A cousin of Chlamydia was discovered deep in the Arctic Ocean.
A very common sexually transmitted disease, chlamydia is caused by the bacteria Chlamydia trachomatis and it can infect men and women in different parts of the body, spread through sexual contact.
Several abundant populations bacteria in the Chlamydia family were discovered by a group of researchers in deep sediments of the Arctic Ocean -- 2 miles (3 kilometers) beneath the surface of the Arctic Ocean, several feet beneath the ocean floor.
The finding is expected to help understand how the bacteria evolved to become infectious.
Chlamydia and related bacteria (collectively referred to as Chlamydiae) need to interact with other organisms to survive. It interacts specifically with organisms such as animals, plants and fungi, and even microscopic organisms such as amoebas, algae and plankton.
The bacteria spend much of their lives inside the cells of their human hosts, but can also parasitise bears and koalas. Most of the knowledge about Chlamydiae is based on studies of pathogenic lineages in the laboratory. But do the bacteria also exist in other settings? If this study is any indication, the answer is yes.
Chlamydia down below
An international group of researchers reported the discovery of numerous new species of Chlamydiae that grow in deep sediments of the Arctic Ocean, in the absence of obvious host organisms.
Researchers had been exploring microbes that live more than 3 kilometers below the ocean surface and several meters in the ocean floor sediment during an expedition to Loki's Castle, a deep-water hydrothermal ventilation field located in the Arctic Ocean between Iceland, Norway and Svaldbard. This environment lacks oxygen and macroscopic life forms.

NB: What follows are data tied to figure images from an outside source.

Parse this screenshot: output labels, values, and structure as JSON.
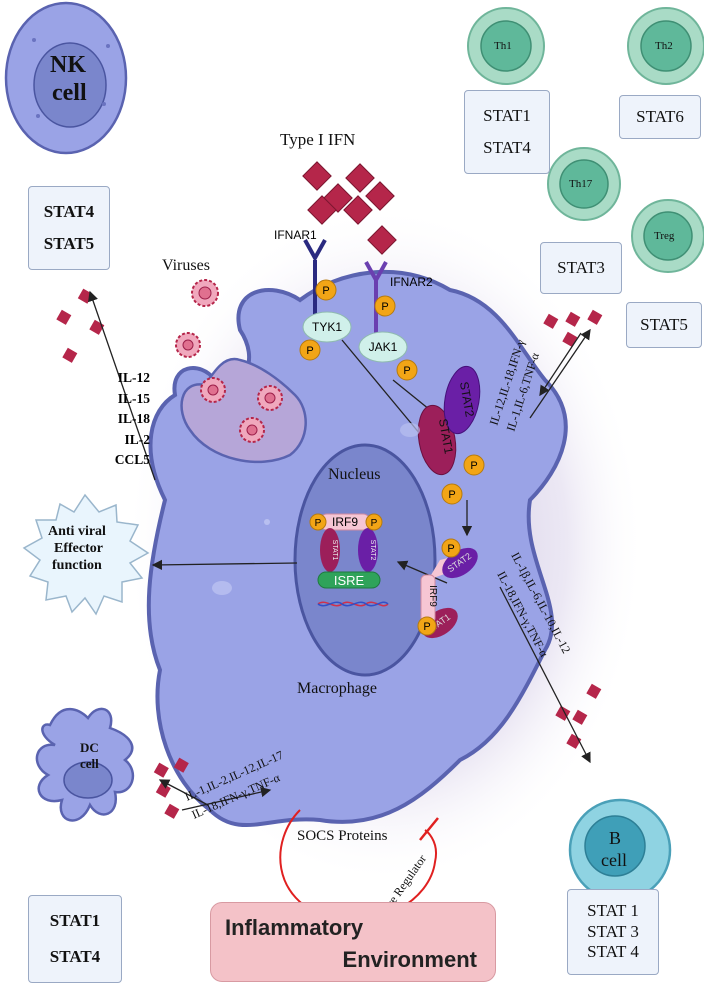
{
  "nk": {
    "line1": "NK",
    "line2": "cell",
    "stats": [
      "STAT4",
      "STAT5"
    ]
  },
  "nk_cytokines": [
    "IL-12",
    "IL-15",
    "IL-18",
    "IL-2",
    "CCL5"
  ],
  "th_cells": [
    {
      "label": "Th1",
      "stats": [
        "STAT1",
        "STAT4"
      ]
    },
    {
      "label": "Th2",
      "stats": [
        "STAT6"
      ]
    },
    {
      "label": "Th17",
      "stats": [
        "STAT3"
      ]
    },
    {
      "label": "Treg",
      "stats": [
        "STAT5"
      ]
    }
  ],
  "type1_ifn": "Type I IFN",
  "ifnar1": "IFNAR1",
  "ifnar2": "IFNAR2",
  "tyk": "TYK1",
  "jak": "JAK1",
  "phospho": "P",
  "viruses": "Viruses",
  "stat1": "STAT1",
  "stat2": "STAT2",
  "irf9": "IRF9",
  "nucleus": "Nucleus",
  "isre": "ISRE",
  "macrophage": "Macrophage",
  "antiviral": {
    "line1": "Anti viral",
    "line2": "Effector",
    "line3": "function"
  },
  "th_cytokines": {
    "line1": "IL-12,IL-18,IFN-γ",
    "line2": "IL-1,IL-6,TNF-α"
  },
  "b_cytokines": {
    "line1": "IL-1β,IL-6,IL-10,IL-12",
    "line2": "IL-18,IFN-γ,TNF-α"
  },
  "dc_cytokines": {
    "line1": "IL-1,IL-2,IL-12,IL-17",
    "line2": "IL-18,IFN-γ,TNF-α"
  },
  "dc": {
    "line1": "DC",
    "line2": "cell",
    "stats": [
      "STAT1",
      "STAT4"
    ]
  },
  "bcell": {
    "line1": "B",
    "line2": "cell",
    "stats": [
      "STAT 1",
      "STAT 3",
      "STAT 4"
    ]
  },
  "socs": "SOCS Proteins",
  "negative_regulator": "Negative Regulator",
  "inflammatory": {
    "line1": "Inflammatory",
    "line2": "Environment"
  },
  "colors": {
    "cytoplasm": "#9aa3e6",
    "nucleus": "#7a86cc",
    "ifn": "#b5264a",
    "stat1": "#9c1f5a",
    "stat2": "#6a1fa6",
    "phospho": "#f2a516",
    "th": "#5fb89a",
    "bcell": "#5ab3c9",
    "inflammatory": "#f4c2c8"
  }
}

Unexpectedly, the research team met this very abundant and diverse relative of Chlamydia.
"Finding Chlamydiae in this environment was completely unexpected and, of course, raised the question of what they were doing there," said Jennah Dharamshi of the University of Uppsala, lead author of the study.
The team of researchers discovered that the bacteria used resources from other microbes living nearby instead of relying on host organisms to survive. The expectation now is to grow those microbes in the laboratory, as it may reveal how the bacteria ended up infecting animals, plants, fungi and microorganisms over the world.

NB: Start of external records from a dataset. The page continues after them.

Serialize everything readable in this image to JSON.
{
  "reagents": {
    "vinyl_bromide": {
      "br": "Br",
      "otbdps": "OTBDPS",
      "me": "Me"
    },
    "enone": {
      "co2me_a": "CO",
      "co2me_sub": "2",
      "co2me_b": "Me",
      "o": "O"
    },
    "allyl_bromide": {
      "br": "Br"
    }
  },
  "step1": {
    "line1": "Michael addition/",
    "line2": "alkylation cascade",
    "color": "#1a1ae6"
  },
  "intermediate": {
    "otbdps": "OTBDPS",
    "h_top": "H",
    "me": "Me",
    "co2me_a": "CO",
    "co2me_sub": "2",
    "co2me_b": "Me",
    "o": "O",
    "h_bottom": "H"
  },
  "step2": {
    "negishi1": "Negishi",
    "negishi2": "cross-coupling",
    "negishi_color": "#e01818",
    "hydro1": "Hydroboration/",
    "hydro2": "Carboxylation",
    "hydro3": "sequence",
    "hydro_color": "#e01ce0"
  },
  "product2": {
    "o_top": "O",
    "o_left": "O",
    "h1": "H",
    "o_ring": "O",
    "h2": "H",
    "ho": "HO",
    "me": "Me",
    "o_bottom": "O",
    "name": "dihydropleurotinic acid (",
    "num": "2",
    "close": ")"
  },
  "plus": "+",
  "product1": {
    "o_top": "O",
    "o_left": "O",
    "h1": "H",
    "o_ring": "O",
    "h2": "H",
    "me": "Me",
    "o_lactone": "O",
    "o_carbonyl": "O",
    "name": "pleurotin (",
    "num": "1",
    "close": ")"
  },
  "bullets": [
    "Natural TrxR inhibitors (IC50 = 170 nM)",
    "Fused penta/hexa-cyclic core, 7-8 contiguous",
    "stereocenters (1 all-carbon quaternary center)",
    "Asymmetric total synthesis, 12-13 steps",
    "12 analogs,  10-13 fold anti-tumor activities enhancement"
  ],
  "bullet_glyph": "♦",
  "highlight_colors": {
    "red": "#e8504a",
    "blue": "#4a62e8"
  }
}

"Even if these Chlamydiae are not associated with a host organism, we expect that they require compounds from other microbes living in the marine sediments," senior author Thijs Ettema, a professor of microbiology at Wageningen University in the Netherlands, said in the statement.
Only in the US, there are an estimated 2.86 million infections of chlamydia happening every year, making it the most commonly reported sexually transmitted disease, according to the Centers for Disease Control and Prevention.
The study was published in the journal Current Biology.